SWE-Pruner: Self-Adaptive Context Pruning for Coding Agents
- •ByteDance introduces SWE-Pruner to reduce token usage in coding agents by up to 54%
- •Framework uses a 0.6B neural skimmer to selectively prune code based on specific task goals
- •Evaluation shows significant cost savings for models like Claude Code with minimal impact on performance
Coding agents have revolutionized software development, but they face a major bottleneck: the massive context window required to understand complex codebases. As interaction logs grow, so do the costs and processing delays. Traditional methods to shorten this data often break the logic of the code, making it unreadable for the AI. Enter SWE-Pruner, a new framework from ByteDance inspired by how human developers skim files to find bugs.
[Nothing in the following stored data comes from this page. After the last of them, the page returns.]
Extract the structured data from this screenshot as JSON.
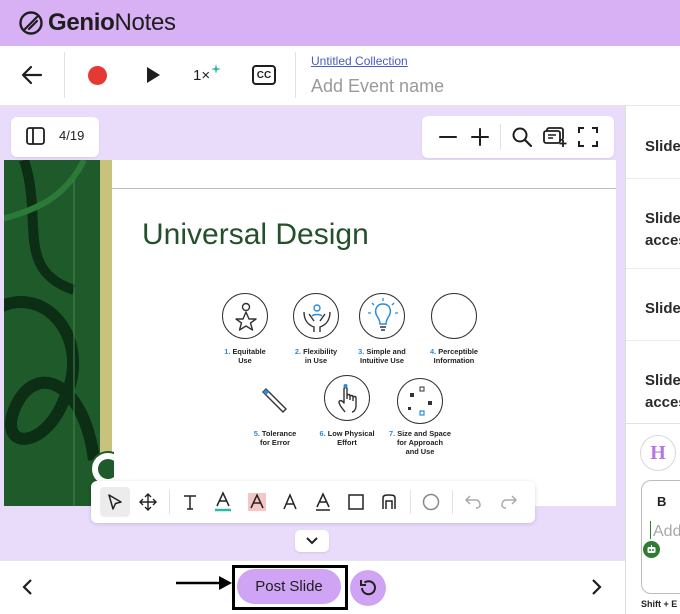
{
  "app": {
    "name_part1": "Genio",
    "name_part2": "Notes"
  },
  "toolbar": {
    "speed": "1×",
    "captions": "CC",
    "collection_link": "Untitled Collection",
    "event_placeholder": "Add Event name"
  },
  "viewer": {
    "page_indicator": "4/19"
  },
  "slide": {
    "title": "Universal Design",
    "principles": [
      {
        "num": "1.",
        "line1": "Equitable",
        "line2": "Use",
        "line3": ""
      },
      {
        "num": "2.",
        "line1": "Flexibility",
        "line2": "in Use",
        "line3": ""
      },
      {
        "num": "3.",
        "line1": "Simple and",
        "line2": "Intuitive Use",
        "line3": ""
      },
      {
        "num": "4.",
        "line1": "Perceptible",
        "line2": "Information",
        "line3": ""
      },
      {
        "num": "5.",
        "line1": "Tolerance",
        "line2": "for Error",
        "line3": ""
      },
      {
        "num": "6.",
        "line1": "Low Physical",
        "line2": "Effort",
        "line3": ""
      },
      {
        "num": "7.",
        "line1": "Size and Space",
        "line2": "for Approach",
        "line3": "and Use"
      }
    ]
  },
  "bottom": {
    "post_slide": "Post Slide"
  },
  "right_panel": {
    "items": [
      {
        "line1": "Slide",
        "line2": ""
      },
      {
        "line1": "Slide",
        "line2": "acces"
      },
      {
        "line1": "Slide",
        "line2": ""
      },
      {
        "line1": "Slide",
        "line2": "acces"
      }
    ],
    "avatar_letter": "H",
    "bold_button": "B",
    "note_placeholder": "Add",
    "shortcut_hint": "Shift + E"
  },
  "colors": {
    "header_bg": "#d8b0f4",
    "workspace_bg": "#e9dcfb",
    "accent_purple": "#cfa4f4",
    "record_red": "#e53935",
    "slide_green": "#24502c",
    "link_blue": "#4b5cc4",
    "sparkle_teal": "#2ab8a8"
  }
}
Instead of blindly cutting text, it uses a small, efficient neural skimmer with only 600 million parameters. This skimmer acts like a filter, identifying and keeping only the lines of code relevant to a specific objective, such as fixing an error or adding a feature. By focusing on task-aware pruning, the system ensures that the syntactic structure—the grammatical rules of the code—remains intact. On the rigorous SWE-Bench Verified benchmark, the tool reduced token consumption by over 50%. This approach effectively lowers the barrier for using high-end models like Claude Code, allowing developers to build more complex features at a fraction of the usual expense. This research suggests that the future of efficient AI might not lie in larger models, but in smarter ways to manage what information we show them. By teaching agents to selectively skim, we can maintain high accuracy while drastically reducing the computational footprint of AI-assisted programming.